The American Soybean Association (ASA) this week slammed Senator Jim DeMint (R-SC) for proposing that checkoff contributions should be voluntary.
At present, the checkoff programs use the federal government’s power of taxation to collect hundreds of millions of dollars each year in mandatory assessments from producers — whether the producers want to contribute or not — to be spent on advertising, marketing, research, and plenty of overhead.
The checkoff programs were the focus of scrutiny by USDA’s Inspector General, who determined in a March report (.pdf) that the Agricultural Marketing Service (AMS) “needs to improve its governance over the boards.” AMS took some steps in 2010 to increase oversight and plans to release more detail about procedures the boards should follow in the near future. A key example in the report came from the soybean checkoff. According to the Inspector General:
A recent OIG investigative review reported that a subcontractor of the USB [the soybean checkoff board], the United States Soybean Export Council, used subcontracts as a mechanism for paying employees unauthorized bonuses totaling approximately $302,000. The Council’s executives did not obtain authorization from the USB to pay the bonuses.
The American Soybean Association’s vociferous email this week is misleading on several points.
In the email, ASA President Steve Wellman said, “The checkoff is not a tax. It is not something that is imposed upon us as farmers. Rather, it allows farmers to invest our own dollars to conduct research, build markets and create new uses for soy.” I cannot figure out who Wellman thinks he is fooling, checkoff farmers or the general public? For farmers who choose not to contribute voluntarily, the checkoff payment is imposed. The U.S. Department of Justice enforces the mandatory assessments. Although the checkoff collections do not appear in the federal government’s official tax accounts, that omission is itself a scandal. In plain English, the checkoff is a tax.
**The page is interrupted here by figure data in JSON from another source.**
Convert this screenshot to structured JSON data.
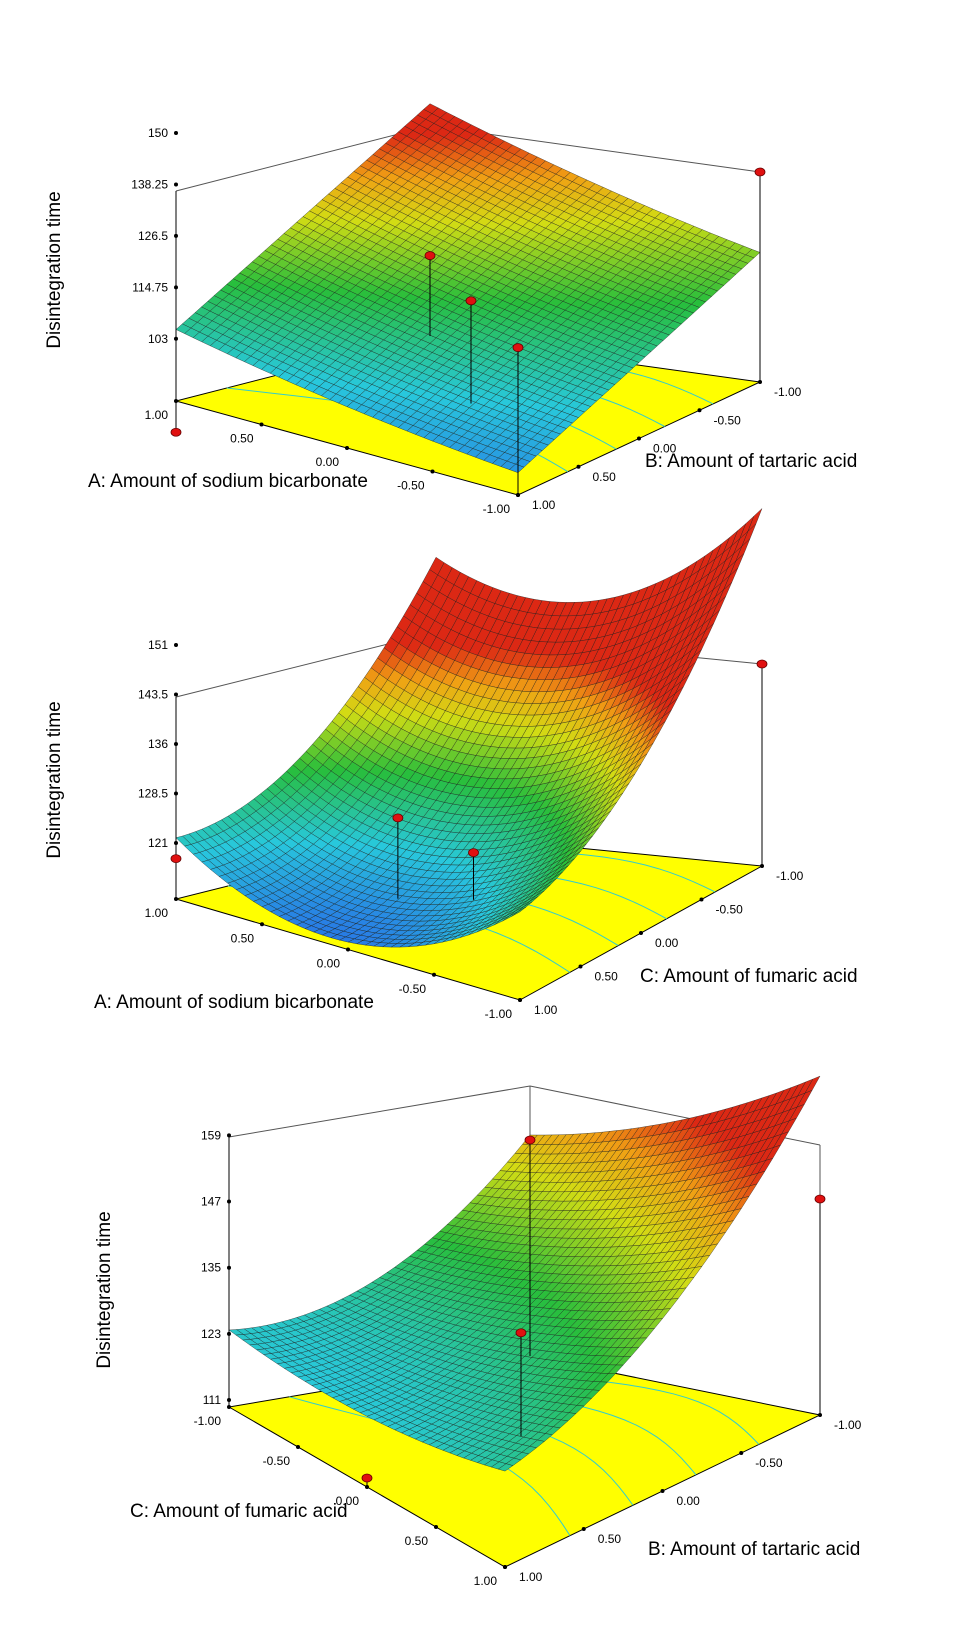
{
  "chart_data": [
    {
      "type": "surface3d",
      "zlabel": "Disintegration time",
      "xlabel": "A: Amount of sodium bicarbonate",
      "ylabel": "B: Amount of tartaric acid",
      "xticks": [
        "1.00",
        "0.50",
        "0.00",
        "-0.50",
        "-1.00"
      ],
      "yticks": [
        "1.00",
        "0.50",
        "0.00",
        "-0.50",
        "-1.00"
      ],
      "zticks": [
        "150",
        "138.25",
        "126.5",
        "114.75",
        "103"
      ],
      "zlim": [
        103,
        150
      ],
      "corner_values": {
        "A+B-": 119,
        "A+B+": 103,
        "A-B+": 120,
        "A-B-": 140
      },
      "center_value": 126,
      "design_points": [
        {
          "A": -1,
          "B": -1,
          "z": 150
        },
        {
          "A": -1,
          "B": 1,
          "z": 136
        },
        {
          "A": 1,
          "B": 1,
          "z": 96
        },
        {
          "A": 1,
          "B": -1,
          "z": 121
        },
        {
          "A": 0,
          "B": 0,
          "z": 126
        }
      ]
    },
    {
      "type": "surface3d",
      "zlabel": "Disintegration time",
      "xlabel": "A: Amount of sodium bicarbonate",
      "ylabel": "C: Amount of fumaric acid",
      "xticks": [
        "1.00",
        "0.50",
        "0.00",
        "-0.50",
        "-1.00"
      ],
      "yticks": [
        "1.00",
        "0.50",
        "0.00",
        "-0.50",
        "-1.00"
      ],
      "zticks": [
        "151",
        "143.5",
        "136",
        "128.5",
        "121"
      ],
      "zlim": [
        121,
        151
      ],
      "corner_values": {
        "A+C-": 130,
        "A+C+": 121,
        "A-C+": 144,
        "A-C-": 157
      },
      "center_value": 124,
      "design_points": [
        {
          "A": -1,
          "C": -1,
          "z": 151
        },
        {
          "A": 1,
          "C": 1,
          "z": 127
        },
        {
          "A": 0,
          "C": 0,
          "z": 128
        },
        {
          "A": 0.3,
          "C": 0.2,
          "z": 133
        }
      ]
    },
    {
      "type": "surface3d",
      "zlabel": "Disintegration time",
      "xlabel": "C: Amount of fumaric acid",
      "ylabel": "B: Amount of tartaric acid",
      "xticks": [
        "-1.00",
        "-0.50",
        "0.00",
        "0.50",
        "1.00"
      ],
      "yticks": [
        "1.00",
        "0.50",
        "0.00",
        "-0.50",
        "-1.00"
      ],
      "zticks": [
        "159",
        "147",
        "135",
        "123",
        "111"
      ],
      "zlim": [
        99,
        159
      ],
      "corner_values": {
        "C-B-": 139,
        "C-B+": 117,
        "C+B+": 137,
        "C+B-": 159
      },
      "center_value": 122,
      "design_points": [
        {
          "C": -1,
          "B": -1,
          "z": 147
        },
        {
          "C": 1,
          "B": -1,
          "z": 147
        },
        {
          "C": 0,
          "B": 0,
          "z": 122
        },
        {
          "C": 0,
          "B": 1,
          "z": 101
        }
      ]
    }
  ]
}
The ASA email continues, “With oversight provided by USDA, producers have
taken it upon themselves to fund over $905 million of research, promotion and
consumer education programs annually through checkoff activities at no cost to
the federal government.” Is that really the number? $905 million?! The USDA Inspector General’s report said the soybean oversight problems mentioned above contributed to the IG’s concern that “oversight controls were not adequate to prevent or detect the potential misuse of funds.” I would not say that USDA oversight strengthens the case for a mandatory assessment.
Describing the IG report and the soybean checkoff problems in particular, syndicated agricultural policy columnist Alan Guebert wrote in April, “When federal auditors examine almost any aspect of the 18 checkoffs created by Congress, they usually find the worst of times: funds misspent on illegal travel, subcontracts used to funnel money for unauthorized bonuses, no procedures to track money and audit rules so porous that a checkoff-bought Sherman tank could clank through most
checkoffs without a question or an eyebrow getting raised.”
In DeMint’s proposed amendment to the Farm Bill, checkoff contributions
would be voluntary and would no longer be enforced by the federal
government’s power of taxation. Imagine that! Like every other
industry, farmers would be free to contribute or not contribute, as they
prefer, to private-sector marketing efforts.